Consequently, Googlebot has only three pages to crawl to see all the links. I could have removed the pictures on the category page so that I could have added many more links on this category page.

So, if you have 10 paginated pages with 10 links each, if you increase the number of links to 50, it means that it will only generate 2 paginated pages. You will save 8 paginated pages. It is a huge benefit in terms of crawl budget. This also mean that every time you add an article to the category, It will take time before a new link reaches the bottom of the page and goes to the second page.

My observation:

I have looked into my access log several times. I have a website powered by Wordpress which feature paginated category pages. Usually, it often crawls the first page of the category page, then it rarely crawls the second page, and crawls even more rarely the third page. In my case, the third page is crawled every 2 months to be precise. So, the more you have paginated pages and the less likely Google will crawl the subsequent pages.

To this extent, Google treats paginated page very much like regular pages when they are buried deep inside the website structure.

I have added and removed (prev/next) tag several times, and I didn't see any changes on google or Bing.

Also, I have found this photo of a seminar with John Mueller.
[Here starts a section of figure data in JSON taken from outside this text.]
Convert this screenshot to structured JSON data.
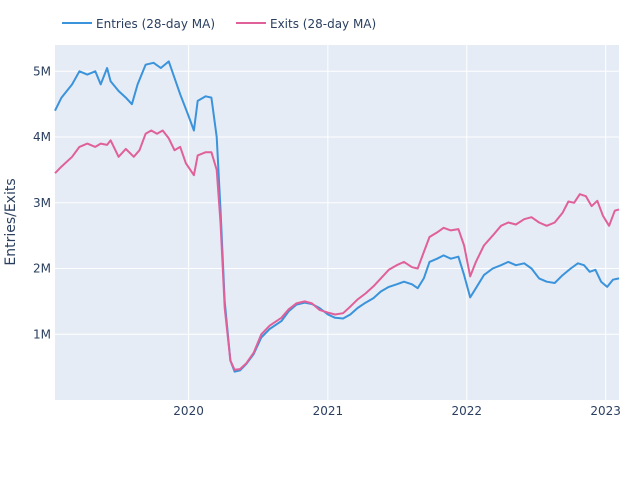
{
  "chart_data": {
    "type": "line",
    "title": "",
    "xlabel": "",
    "ylabel": "Entries/Exits",
    "x_range": [
      "2019-01-15",
      "2023-02-05"
    ],
    "xlim_note": "",
    "ylim": [
      0,
      5400000
    ],
    "x_ticks": [
      {
        "label": "2020",
        "date": "2020-01-01"
      },
      {
        "label": "2021",
        "date": "2021-01-01"
      },
      {
        "label": "2022",
        "date": "2022-01-01"
      },
      {
        "label": "2023",
        "date": "2023-01-01"
      }
    ],
    "y_ticks": [
      {
        "label": "1M",
        "value": 1000000
      },
      {
        "label": "2M",
        "value": 2000000
      },
      {
        "label": "3M",
        "value": 3000000
      },
      {
        "label": "4M",
        "value": 4000000
      },
      {
        "label": "5M",
        "value": 5000000
      }
    ],
    "grid": true,
    "legend_position": "top-left",
    "series": [
      {
        "name": "Entries (28-day MA)",
        "color": "#3a93db",
        "points": [
          [
            "2019-01-15",
            4400000
          ],
          [
            "2019-02-01",
            4600000
          ],
          [
            "2019-03-01",
            4800000
          ],
          [
            "2019-03-20",
            5000000
          ],
          [
            "2019-04-10",
            4950000
          ],
          [
            "2019-05-01",
            5000000
          ],
          [
            "2019-05-15",
            4800000
          ],
          [
            "2019-06-01",
            5050000
          ],
          [
            "2019-06-10",
            4850000
          ],
          [
            "2019-07-01",
            4700000
          ],
          [
            "2019-07-20",
            4600000
          ],
          [
            "2019-08-05",
            4500000
          ],
          [
            "2019-08-20",
            4800000
          ],
          [
            "2019-09-10",
            5100000
          ],
          [
            "2019-10-01",
            5130000
          ],
          [
            "2019-10-20",
            5050000
          ],
          [
            "2019-11-10",
            5150000
          ],
          [
            "2019-11-25",
            4900000
          ],
          [
            "2019-12-10",
            4650000
          ],
          [
            "2019-12-30",
            4350000
          ],
          [
            "2020-01-15",
            4100000
          ],
          [
            "2020-01-25",
            4550000
          ],
          [
            "2020-02-15",
            4620000
          ],
          [
            "2020-03-01",
            4600000
          ],
          [
            "2020-03-15",
            4000000
          ],
          [
            "2020-03-25",
            2900000
          ],
          [
            "2020-04-05",
            1500000
          ],
          [
            "2020-04-20",
            600000
          ],
          [
            "2020-05-01",
            430000
          ],
          [
            "2020-05-15",
            450000
          ],
          [
            "2020-06-01",
            550000
          ],
          [
            "2020-06-20",
            700000
          ],
          [
            "2020-07-10",
            950000
          ],
          [
            "2020-08-01",
            1080000
          ],
          [
            "2020-09-01",
            1200000
          ],
          [
            "2020-09-20",
            1350000
          ],
          [
            "2020-10-10",
            1450000
          ],
          [
            "2020-11-01",
            1480000
          ],
          [
            "2020-11-20",
            1460000
          ],
          [
            "2020-12-10",
            1400000
          ],
          [
            "2021-01-01",
            1300000
          ],
          [
            "2021-01-20",
            1250000
          ],
          [
            "2021-02-10",
            1240000
          ],
          [
            "2021-03-01",
            1300000
          ],
          [
            "2021-03-20",
            1400000
          ],
          [
            "2021-04-10",
            1480000
          ],
          [
            "2021-05-01",
            1550000
          ],
          [
            "2021-05-20",
            1650000
          ],
          [
            "2021-06-10",
            1720000
          ],
          [
            "2021-07-01",
            1760000
          ],
          [
            "2021-07-20",
            1800000
          ],
          [
            "2021-08-10",
            1760000
          ],
          [
            "2021-08-25",
            1700000
          ],
          [
            "2021-09-10",
            1850000
          ],
          [
            "2021-09-25",
            2100000
          ],
          [
            "2021-10-15",
            2150000
          ],
          [
            "2021-11-01",
            2200000
          ],
          [
            "2021-11-20",
            2150000
          ],
          [
            "2021-12-10",
            2180000
          ],
          [
            "2021-12-25",
            1900000
          ],
          [
            "2022-01-10",
            1560000
          ],
          [
            "2022-01-25",
            1700000
          ],
          [
            "2022-02-15",
            1900000
          ],
          [
            "2022-03-10",
            2000000
          ],
          [
            "2022-04-01",
            2050000
          ],
          [
            "2022-04-20",
            2100000
          ],
          [
            "2022-05-10",
            2050000
          ],
          [
            "2022-06-01",
            2080000
          ],
          [
            "2022-06-20",
            2000000
          ],
          [
            "2022-07-10",
            1850000
          ],
          [
            "2022-07-30",
            1800000
          ],
          [
            "2022-08-20",
            1780000
          ],
          [
            "2022-09-10",
            1900000
          ],
          [
            "2022-10-01",
            2000000
          ],
          [
            "2022-10-20",
            2080000
          ],
          [
            "2022-11-05",
            2050000
          ],
          [
            "2022-11-20",
            1950000
          ],
          [
            "2022-12-05",
            1980000
          ],
          [
            "2022-12-20",
            1800000
          ],
          [
            "2023-01-05",
            1720000
          ],
          [
            "2023-01-20",
            1830000
          ],
          [
            "2023-02-05",
            1850000
          ]
        ]
      },
      {
        "name": "Exits (28-day MA)",
        "color": "#e0609a",
        "points": [
          [
            "2019-01-15",
            3450000
          ],
          [
            "2019-02-01",
            3550000
          ],
          [
            "2019-03-01",
            3700000
          ],
          [
            "2019-03-20",
            3850000
          ],
          [
            "2019-04-10",
            3900000
          ],
          [
            "2019-05-01",
            3850000
          ],
          [
            "2019-05-15",
            3900000
          ],
          [
            "2019-06-01",
            3880000
          ],
          [
            "2019-06-10",
            3950000
          ],
          [
            "2019-07-01",
            3700000
          ],
          [
            "2019-07-20",
            3820000
          ],
          [
            "2019-08-10",
            3700000
          ],
          [
            "2019-08-25",
            3800000
          ],
          [
            "2019-09-10",
            4050000
          ],
          [
            "2019-09-25",
            4100000
          ],
          [
            "2019-10-10",
            4050000
          ],
          [
            "2019-10-25",
            4100000
          ],
          [
            "2019-11-10",
            3980000
          ],
          [
            "2019-11-25",
            3800000
          ],
          [
            "2019-12-10",
            3850000
          ],
          [
            "2019-12-25",
            3600000
          ],
          [
            "2020-01-15",
            3420000
          ],
          [
            "2020-01-25",
            3720000
          ],
          [
            "2020-02-15",
            3770000
          ],
          [
            "2020-03-01",
            3770000
          ],
          [
            "2020-03-15",
            3500000
          ],
          [
            "2020-03-25",
            2700000
          ],
          [
            "2020-04-05",
            1400000
          ],
          [
            "2020-04-20",
            600000
          ],
          [
            "2020-05-01",
            460000
          ],
          [
            "2020-05-15",
            470000
          ],
          [
            "2020-06-01",
            560000
          ],
          [
            "2020-06-20",
            720000
          ],
          [
            "2020-07-10",
            1000000
          ],
          [
            "2020-08-01",
            1130000
          ],
          [
            "2020-09-01",
            1250000
          ],
          [
            "2020-09-20",
            1380000
          ],
          [
            "2020-10-10",
            1470000
          ],
          [
            "2020-11-01",
            1500000
          ],
          [
            "2020-11-20",
            1470000
          ],
          [
            "2020-12-10",
            1370000
          ],
          [
            "2021-01-01",
            1330000
          ],
          [
            "2021-01-20",
            1300000
          ],
          [
            "2021-02-10",
            1320000
          ],
          [
            "2021-03-01",
            1420000
          ],
          [
            "2021-03-20",
            1530000
          ],
          [
            "2021-04-10",
            1620000
          ],
          [
            "2021-05-01",
            1730000
          ],
          [
            "2021-05-20",
            1850000
          ],
          [
            "2021-06-10",
            1980000
          ],
          [
            "2021-07-01",
            2050000
          ],
          [
            "2021-07-20",
            2100000
          ],
          [
            "2021-08-10",
            2020000
          ],
          [
            "2021-08-25",
            2000000
          ],
          [
            "2021-09-10",
            2250000
          ],
          [
            "2021-09-25",
            2480000
          ],
          [
            "2021-10-15",
            2550000
          ],
          [
            "2021-11-01",
            2620000
          ],
          [
            "2021-11-20",
            2580000
          ],
          [
            "2021-12-10",
            2600000
          ],
          [
            "2021-12-25",
            2350000
          ],
          [
            "2022-01-10",
            1880000
          ],
          [
            "2022-01-25",
            2100000
          ],
          [
            "2022-02-15",
            2350000
          ],
          [
            "2022-03-10",
            2500000
          ],
          [
            "2022-04-01",
            2650000
          ],
          [
            "2022-04-20",
            2700000
          ],
          [
            "2022-05-10",
            2670000
          ],
          [
            "2022-06-01",
            2750000
          ],
          [
            "2022-06-20",
            2780000
          ],
          [
            "2022-07-10",
            2700000
          ],
          [
            "2022-07-30",
            2650000
          ],
          [
            "2022-08-20",
            2700000
          ],
          [
            "2022-09-10",
            2850000
          ],
          [
            "2022-09-25",
            3020000
          ],
          [
            "2022-10-10",
            3000000
          ],
          [
            "2022-10-25",
            3130000
          ],
          [
            "2022-11-10",
            3100000
          ],
          [
            "2022-11-25",
            2950000
          ],
          [
            "2022-12-10",
            3030000
          ],
          [
            "2022-12-25",
            2800000
          ],
          [
            "2023-01-10",
            2650000
          ],
          [
            "2023-01-25",
            2880000
          ],
          [
            "2023-02-05",
            2900000
          ]
        ]
      }
    ]
  }
}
There is a slide entitled pagination without rel prev/next. And it reminded me what John Mueller said.

  • Link naturally between pages (granted. everybody does it)
  • Use clean URLS (Google advises avoiding /?=parameters or 1 parameter)
  • Paginated content vs Detail links: J. Mueller suggest to noindex paginated pages if the links within those pages can be found somewhere else.

Seminar with John Mueller

Google wanted to kill the ranking of those paginated pages that you can see on clickbait websites in the ads at the bottom of some websites.

For example: "the 10 richest men in the world". The webmaster divided the page into 10 forcing readers to click "next" to discover every rich man. They do so to force readers to see every advertisement. However, this page will never rank well in Google since the subsequent paginated pages will get (almost) no google juice.